Malgré la mince couverture qu'on lui avait jetée à la hâte, il grelottait dans ses vêtements trempés, et la fraîcheur de la nuit lui transperçait le corps. Il regardait d'un air hagard devant lui, complètement absent, indifférent à la présence de Julia assise à côté de lui. Un léger soubresaut lui parcourut le corps et la couverture mouillée glissa au sol. La jeune femme se pencha pour la ramasser puis, sans dire un mot, se rapprocha un peu plus de lui, jusqu'à sentir l'humidité de ses vêtements contre les siens. Elle enveloppa le lourd tissu autour de leurs épaules et passa sa main sous le bras de William . Il tressaillit à son contact, mais il ne tourna pas la tête vers elle, toujours enfermé dans un silence mutique. Julia posa sa tête sur l'épaule du jeune inspecteur puis, les yeux fermés, se laissa bercer par le bateau qui tanguait...


Le bateau craquait de toute part, envahi par des eaux déchaînées. Il commençait à suffoquer et avait de plus en plus de mal à maintenir la tête à l'air libre. A plusieurs reprises déjà, il avait manqué de couler et il savait que ses minutes étaient désormais comptées. Il tenta désespérément de s'accrocher aux caisses qui flottaient devant lui, mais la force du courant l'empêcha de trouver un endroit stable.

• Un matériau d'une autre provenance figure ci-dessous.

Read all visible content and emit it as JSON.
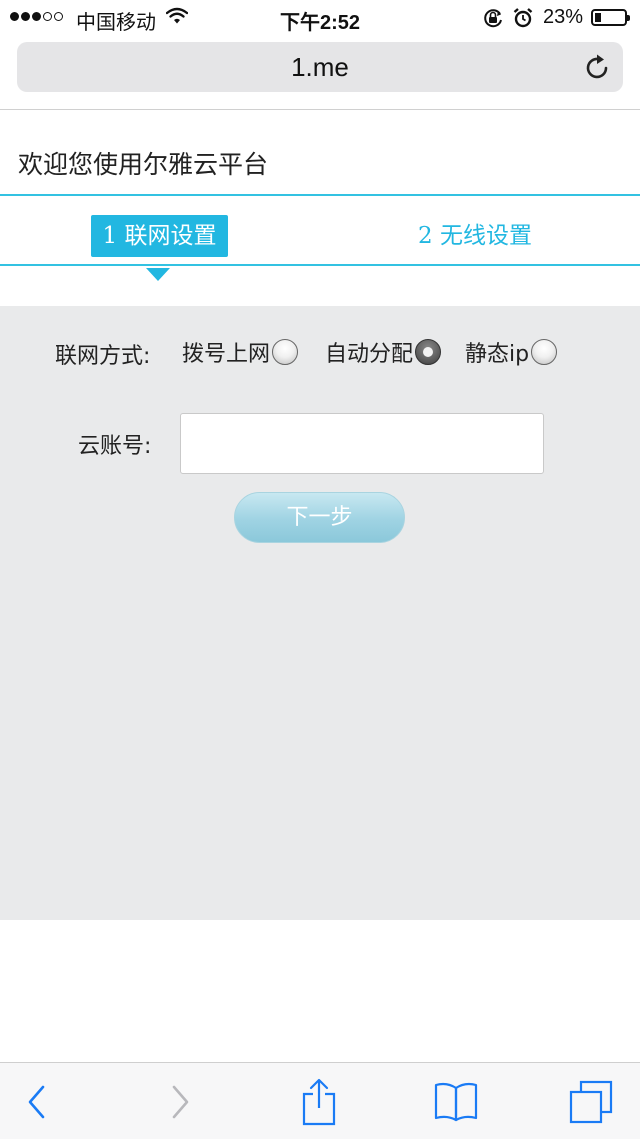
{
  "status_bar": {
    "carrier": "中国移动",
    "time": "下午2:52",
    "battery": "23%",
    "battery_level": 0.23
  },
  "browser": {
    "url": "1.me",
    "icons": [
      "reload-icon",
      "back-icon",
      "forward-icon",
      "share-icon",
      "bookmarks-icon",
      "tabs-icon"
    ]
  },
  "page": {
    "welcome": "欢迎您使用尔雅云平台",
    "steps": [
      {
        "label": "1 联网设置",
        "active": true
      },
      {
        "label": "2  无线设置",
        "active": false
      }
    ]
  },
  "form": {
    "connection_label": "联网方式:",
    "options": [
      {
        "label": "拨号上网",
        "checked": false
      },
      {
        "label": "自动分配",
        "checked": true
      },
      {
        "label": "静态ip",
        "checked": false
      }
    ],
    "account_label": "云账号:",
    "account_value": "",
    "next_label": "下一步"
  },
  "colors": {
    "accent": "#22b7e1",
    "panel_bg": "#e9eaeb",
    "ios_blue": "#1a7bf5"
  }
}
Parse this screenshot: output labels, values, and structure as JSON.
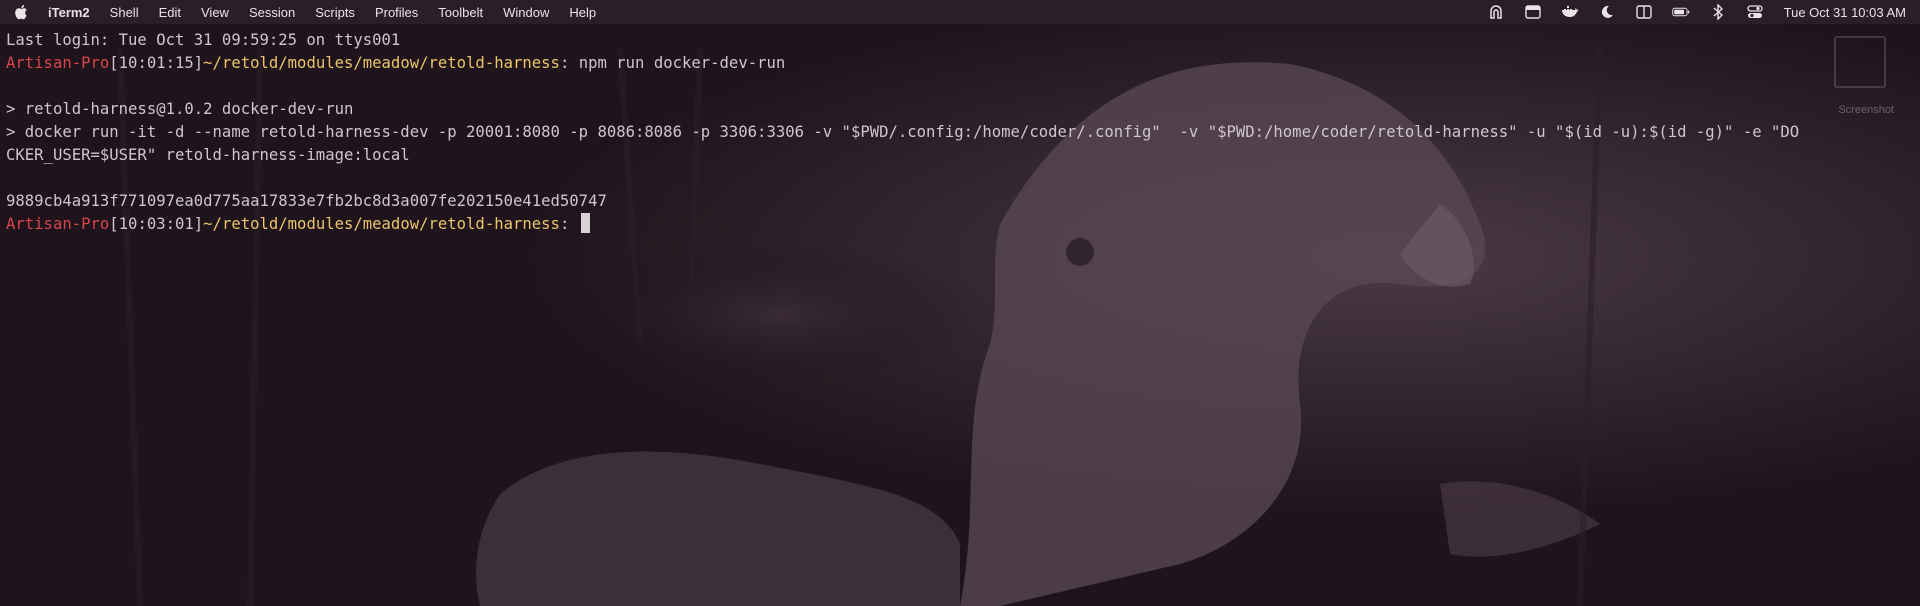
{
  "menubar": {
    "app_name": "iTerm2",
    "items": [
      "Shell",
      "Edit",
      "View",
      "Session",
      "Scripts",
      "Profiles",
      "Toolbelt",
      "Window",
      "Help"
    ],
    "datetime": "Tue Oct 31  10:03 AM",
    "status_icons": [
      "arch-icon",
      "window-icon",
      "docker-icon",
      "moon-icon",
      "display-icon",
      "battery-icon",
      "bluetooth-icon",
      "control-center-icon"
    ]
  },
  "terminal": {
    "last_login": "Last login: Tue Oct 31 09:59:25 on ttys001",
    "prompt1": {
      "host": "Artisan-Pro",
      "time": "[10:01:15]",
      "path": "~/retold/modules/meadow/retold-harness",
      "sep": ": ",
      "command": "npm run docker-dev-run"
    },
    "output": [
      "",
      "> retold-harness@1.0.2 docker-dev-run",
      "> docker run -it -d --name retold-harness-dev -p 20001:8080 -p 8086:8086 -p 3306:3306 -v \"$PWD/.config:/home/coder/.config\"  -v \"$PWD:/home/coder/retold-harness\" -u \"$(id -u):$(id -g)\" -e \"DO",
      "CKER_USER=$USER\" retold-harness-image:local",
      "",
      "9889cb4a913f771097ea0d775aa17833e7fb2bc8d3a007fe202150e41ed50747"
    ],
    "prompt2": {
      "host": "Artisan-Pro",
      "time": "[10:03:01]",
      "path": "~/retold/modules/meadow/retold-harness",
      "sep": ": "
    }
  },
  "thumbnail": {
    "label": "Screenshot"
  },
  "colors": {
    "host": "#d6444c",
    "path": "#e9c46a",
    "text": "#cfc6cc",
    "background": "#1f141b"
  }
}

Il rassembla ses dernières forces et essaya de nager vers la porte qui menait vers l'extérieur, en vain... Il était trop épuisé. Il finit par renoncer et ferma les yeux, pendant qu'il se laissait doucement emporté par le bateau tout au fond de l'eau...

William ? William !

Une voix l'appelait avec insistance depuis quelques minutes déjà et il sentit une main lui agripper le bras. Il ouvrit les yeux en sursaut et il distingua un visage familier au milieu d'une sorte de brouillard blanc.

- William, reprit cette voix douce qui lui était familière, est-ce-que tout va bien ?

Il se redressa en sursaut, l'ai hagard. Il lui fallut un moment pour comprendre où il se trouvait et se souvenir des événements passés. L'enquête sur le bateau, les bombes, le naufrage, la malle qui l'avait assommé... Tout redevenait clair maintenant. Il était sur la terre ferme, en vie, allongé sur le sofa dans le salon du Docteur Ogden. Des vêtements séchaient devant un feu qui crépitait joyeusement dans la cheminée et conférait à la pièce une chaleur qui lui parut insoutenable, malgré le maillot de corps qu'il portait.

- Julia, murmura-t-il d'une voix cassée, je... j'ai du...

- Chut, répondit la jeune femme d'un ton rassurant, je suis là, tout va bien. Vous avez du vous assoupir pendant que je préparais une collation.

Elle posa le plateau qu'elle tenait sur la petite table devant le sofa où William était allongé et il l'observa à la dérobée pendant qu'elle leur servait une tasse de thé. Elle avait passé une longue robe d'intérieur en tissu léger qui laissait deviner ses formes, et ses cheveux défaits retombaient sur ses épaules. Il réalisa que c'était la première fois qu'il la voyait ainsi, dans une tenue aussi simple, libérée des contraintes de son corset... Il ne put s'empêcher de repenser à la fois où il l'avait vue dans le plus simple appareil, au cours de son enquête chez les naturistes... Il avait été tellement interloqué sur le moment qu'il avait préféré détourner le regard.

- Buvez ça William, lui dit Julia en se penchant vers lui pour lui offrir une tasse remplie d'un liquide fumant. J'ai aussi fait quelques toasts, je pense que nous avons bien besoin de reprendre des forces, ajouta-t-elle en prenant place à ses côtés, son délicat parfum chatouillant les narines du jeune homme.

Il sirota doucement le breuvage brûlant qui le revigora petit à petit, tout en la regardant à nouveau. Ils terminèrent leur tasse en silence, avant que William n'ose enfin prendre la parole :

- Julia, je... commença-t-il, hésitant, je crois que je dois vous remercier, sans vous...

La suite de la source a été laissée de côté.